How could an English professor say no to a rug called Scrabble?

Come summertime, this rug is MINE! 

Tuesday, March 27, 2012

The longest story never told

"It was the longest book I've never read" was what I thought the student said, but how would he know? He'd have to start with a list of every book ever written, cross off all the ones he has already read, and then find the longest remaining title on the list--which could easily change the next time a monolithic tome gets published. How could anyone possibly know the title of the longest book he's never read?

But of course that's not what he said. I heard "never" when he said "ever." He said the longest book he's ever read is Vanity Fair, so apparently he's never tackled Tolstoy. But he made me wonder: if I can't possibly name the longest book I've never read, what about the longest book I've never read that I ought to have read?

This is where I have to confess that I never finished The Magic Mountain (904 pages), never started Infinite Jest (1104), and never even thought about reading 2066 (912). I'm most embarrassed about Magic Mountain because it was on the reading list for my comprehensive exams. I read everything else on the list, including Bleak House (560), War and Peace (1296), Middlemarch (800), Ulysses (612), and Remembrance of Things Past (3200)--and I even made it all the way through Main Street, comprising a mere 360 pages so dull they seem like 3600.

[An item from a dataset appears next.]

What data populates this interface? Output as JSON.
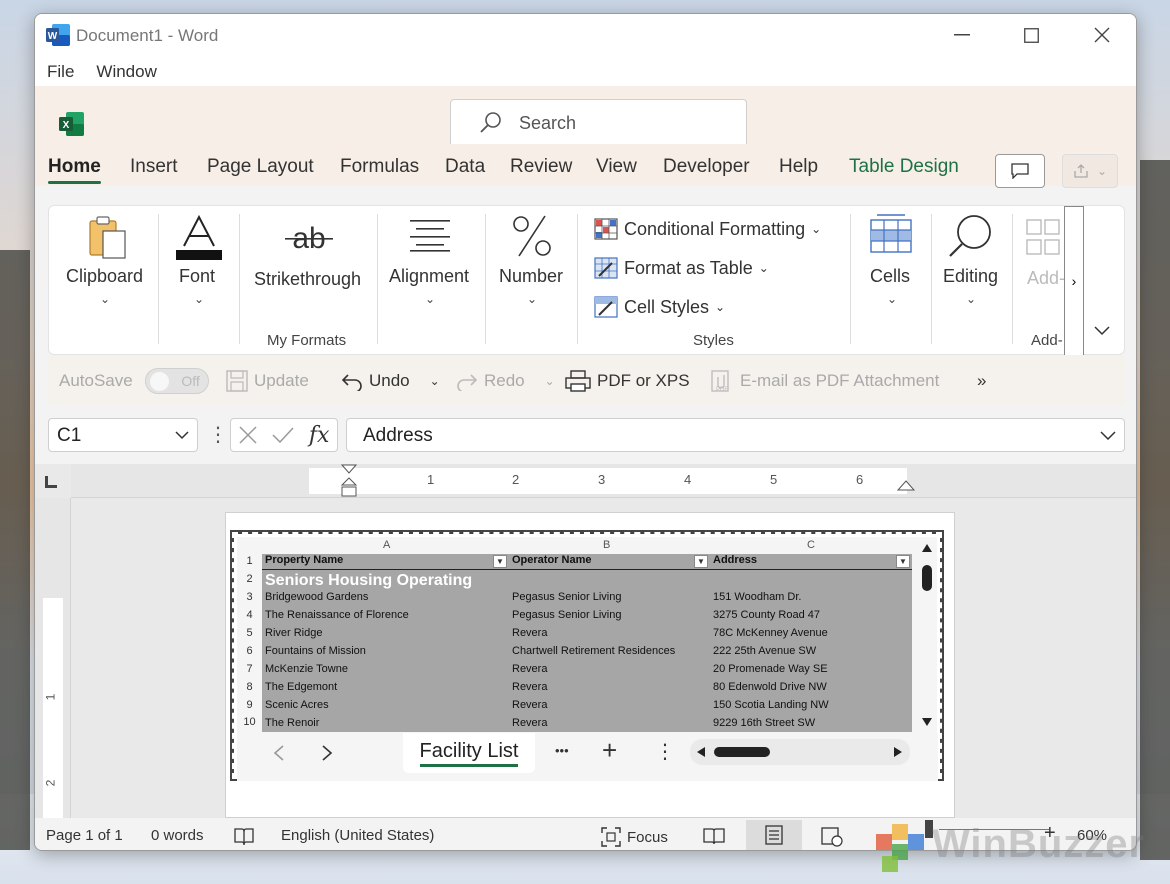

But I never made it more than halfway up Thomas Mann's Magic Mountain. I believe that's the only required book assigned throughout my academic career that I simply could not force myself to finish reading. Good thing it never came up on my comprehensive exams. (Shh! Don't tell or they might revoke my Ph.D.!) 

Saturday, March 24, 2012

Bigger on the inside


As much as I hate the thought of packing up all my books and saying goodbye to my beautiful big windows and sage-green walls, I'm getting ready to move to a new office. My three-year term in the Worthington Center is coming to a close so at some point this summer I'll invite all my friends to a moving party so we can shift all my stuff across campus.


My new office is in an older building--built the year I was born, so I wouldn't call it decrepit. Seasoned, yes; a bit eccentric in spots, certainly; but not exactly an antique. The best office available is oddly shaped: taller than it is wide, with a window set so high in the wall that you'd have to climb up the bookshelves to get a good look out, and then you'd just see the feet of passersby. It's a basement office, but it's in a great neighborhood, surrounded by friendly and interesting people.

To make the room less cramped and dungeon-like, I'll paint the walls a sunshiny shade, bring in a colorful rug, and get rid of any excess furniture. (Four filing cabinets? Who needs four filing cabinets?) I'd like to ask the physical plant to blast out a big part of the outer wall, shove the dirt to the side, and install a walk-out porch--or wait, the ceiling is surely high enough to allow the installation of a loft!

I'm dreaming, of course--but wouldn't it be great to find a way to make my office bigger on the inside than it is on the outside? Sort of like a Tardis--which would also simplify the task of moving all those books. Where's Doctor Who when I need him?